Smith argues that the Religious Right is not especially absolutist, although conservative Christians often portray their values as unchanging and rooted in tradition. Tracing the history of conservative Christian activism through the twentieth century, Smith demonstrates that the priorities and positions of Religious Right organizations have shifted along with the dominant culture just as in any other political movement. CWA’s changing approach to feminism is one example; its stance on working mothers is another. Whereas Beverly LaHaye once blamed working mothers for juvenile delinquency and national moral degeneracy, CWA now officially condones mothers’ choice to work outside of the home as long as they continue to put family first.

CWA stands in as the case study at the center of Smith’s analysis, but the book offers much more than a narrow examination of a single organization.

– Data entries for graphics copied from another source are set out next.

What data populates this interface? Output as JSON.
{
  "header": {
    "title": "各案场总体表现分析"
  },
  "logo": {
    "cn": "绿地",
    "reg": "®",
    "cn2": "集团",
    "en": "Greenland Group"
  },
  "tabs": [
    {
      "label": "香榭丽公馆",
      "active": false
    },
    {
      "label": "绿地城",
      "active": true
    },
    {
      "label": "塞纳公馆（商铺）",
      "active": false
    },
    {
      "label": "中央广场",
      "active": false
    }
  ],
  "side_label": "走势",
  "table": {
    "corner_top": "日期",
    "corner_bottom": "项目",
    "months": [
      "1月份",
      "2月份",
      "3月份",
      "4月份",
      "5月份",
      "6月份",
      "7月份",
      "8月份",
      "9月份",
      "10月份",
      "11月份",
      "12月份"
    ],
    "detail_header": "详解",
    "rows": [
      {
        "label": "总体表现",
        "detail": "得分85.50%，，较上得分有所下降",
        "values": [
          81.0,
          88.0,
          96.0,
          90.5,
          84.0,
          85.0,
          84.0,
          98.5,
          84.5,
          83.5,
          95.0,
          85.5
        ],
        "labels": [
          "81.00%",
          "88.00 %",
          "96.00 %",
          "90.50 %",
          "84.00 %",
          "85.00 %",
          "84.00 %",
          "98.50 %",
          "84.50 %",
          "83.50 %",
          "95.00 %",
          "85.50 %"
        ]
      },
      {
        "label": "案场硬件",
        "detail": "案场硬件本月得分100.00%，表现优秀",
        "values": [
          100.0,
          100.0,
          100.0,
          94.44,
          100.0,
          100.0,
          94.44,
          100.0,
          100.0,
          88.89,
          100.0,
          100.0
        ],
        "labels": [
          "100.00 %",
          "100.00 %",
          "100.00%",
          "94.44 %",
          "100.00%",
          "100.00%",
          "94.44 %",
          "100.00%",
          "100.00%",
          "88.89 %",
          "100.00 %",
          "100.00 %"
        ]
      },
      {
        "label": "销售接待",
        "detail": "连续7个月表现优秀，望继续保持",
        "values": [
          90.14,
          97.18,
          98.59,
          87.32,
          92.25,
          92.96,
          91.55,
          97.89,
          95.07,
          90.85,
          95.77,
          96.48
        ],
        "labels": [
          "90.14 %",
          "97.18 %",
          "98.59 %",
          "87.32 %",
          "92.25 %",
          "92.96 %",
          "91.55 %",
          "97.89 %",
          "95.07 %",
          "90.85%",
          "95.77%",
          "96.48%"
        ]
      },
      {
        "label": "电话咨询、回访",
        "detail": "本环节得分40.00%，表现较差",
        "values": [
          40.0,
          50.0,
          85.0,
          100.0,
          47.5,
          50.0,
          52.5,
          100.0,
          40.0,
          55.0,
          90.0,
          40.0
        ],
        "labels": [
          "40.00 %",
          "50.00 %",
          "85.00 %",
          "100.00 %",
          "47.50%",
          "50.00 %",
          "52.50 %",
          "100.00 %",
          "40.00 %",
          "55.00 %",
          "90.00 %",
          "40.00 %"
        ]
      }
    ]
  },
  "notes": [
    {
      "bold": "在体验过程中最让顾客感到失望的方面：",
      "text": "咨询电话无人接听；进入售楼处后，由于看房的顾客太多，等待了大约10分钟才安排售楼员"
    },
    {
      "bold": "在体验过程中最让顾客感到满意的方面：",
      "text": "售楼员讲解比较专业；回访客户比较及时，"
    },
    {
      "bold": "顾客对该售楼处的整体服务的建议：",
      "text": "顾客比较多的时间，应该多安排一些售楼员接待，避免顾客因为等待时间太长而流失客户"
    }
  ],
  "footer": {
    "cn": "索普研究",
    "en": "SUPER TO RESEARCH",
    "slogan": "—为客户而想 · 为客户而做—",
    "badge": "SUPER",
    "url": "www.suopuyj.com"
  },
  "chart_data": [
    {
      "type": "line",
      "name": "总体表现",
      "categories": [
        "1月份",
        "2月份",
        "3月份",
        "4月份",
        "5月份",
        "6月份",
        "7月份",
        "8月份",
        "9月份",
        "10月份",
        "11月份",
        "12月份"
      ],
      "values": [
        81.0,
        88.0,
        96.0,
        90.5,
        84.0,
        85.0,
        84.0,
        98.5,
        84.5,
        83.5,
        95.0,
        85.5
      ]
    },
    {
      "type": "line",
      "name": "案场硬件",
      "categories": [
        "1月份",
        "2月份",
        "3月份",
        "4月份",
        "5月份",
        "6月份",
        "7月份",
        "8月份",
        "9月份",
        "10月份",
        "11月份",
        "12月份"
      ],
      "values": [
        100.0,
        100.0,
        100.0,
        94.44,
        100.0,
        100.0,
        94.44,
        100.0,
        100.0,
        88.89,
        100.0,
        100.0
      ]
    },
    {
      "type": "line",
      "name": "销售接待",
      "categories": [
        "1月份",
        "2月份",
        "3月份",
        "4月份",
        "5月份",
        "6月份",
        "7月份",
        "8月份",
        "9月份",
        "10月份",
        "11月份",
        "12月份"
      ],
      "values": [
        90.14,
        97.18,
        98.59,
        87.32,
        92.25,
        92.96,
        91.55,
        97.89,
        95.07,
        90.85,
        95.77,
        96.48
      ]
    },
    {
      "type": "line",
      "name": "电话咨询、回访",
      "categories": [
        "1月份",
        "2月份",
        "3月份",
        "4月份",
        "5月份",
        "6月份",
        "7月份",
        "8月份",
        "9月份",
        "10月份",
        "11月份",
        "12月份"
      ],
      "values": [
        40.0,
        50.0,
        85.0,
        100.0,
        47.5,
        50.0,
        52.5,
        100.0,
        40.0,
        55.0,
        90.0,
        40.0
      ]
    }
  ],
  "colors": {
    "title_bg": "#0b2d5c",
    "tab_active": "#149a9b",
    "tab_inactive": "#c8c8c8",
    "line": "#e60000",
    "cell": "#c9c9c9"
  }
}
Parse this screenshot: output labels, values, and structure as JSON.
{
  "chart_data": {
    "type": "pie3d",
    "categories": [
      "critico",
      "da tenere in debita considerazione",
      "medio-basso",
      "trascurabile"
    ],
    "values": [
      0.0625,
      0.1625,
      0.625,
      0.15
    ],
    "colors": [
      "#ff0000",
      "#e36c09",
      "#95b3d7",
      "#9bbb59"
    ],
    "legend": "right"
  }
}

In her final chapter, Smith broadens her scope beyond CWA in order to make a compelling case for applying the framework of chaos rhetoric not only in analyzing the language of the Religious Right, but also in considering arguments from across the political spectrum. Analyzing the language of two liberal groups—the National Organization for Women and the People for the American Way—Smith highlights how both rely on the tools of chaos rhetoric, including a binary “us vs. them” worldview, an insistent focus on impending danger, and a conflation of the organization’s values with the values of the nation writ large. So while CWA represents “radical feminists” as “anti-family” militants “blinded by a searing lust for a woman’s right to abort her child,” the National Organization for Women characterizes Religious Right groups including CWA as “anti-woman” fanatics for whom “[m]isrepresenting ideology as science is a favored tactic.”

Indeed, what makes this book so valuable is not just that it offers an insightful analysis of an important national organization. It also provides a significant new framework for understanding contemporary political rhetoric across the political spectrum. Chaos rhetoric is not solely a mechanism of the Right, as Smith’s final chapter makes clear. While CWA lauded the recent Hobby Lobby decision as a victory for religious freedom, one Planned Parenthood appeal presented it as evidence that “we can’t count on lawmakers and politicians to do the right thing—protecting women’s health and rights is up to us.” Smith’s framework offers new insight into the rhetorical strategies embedded in each of these claims, and helps to explain how—and why—groups like these continue to talk past each other in such critical debates.

Emily Johnson is a Lecturer in Religious Studies at the University of Tennessee in Knoxville. She completed her Ph.D. in History and Women’s, Gender, and Sexuality Studies at Yale University in 2014.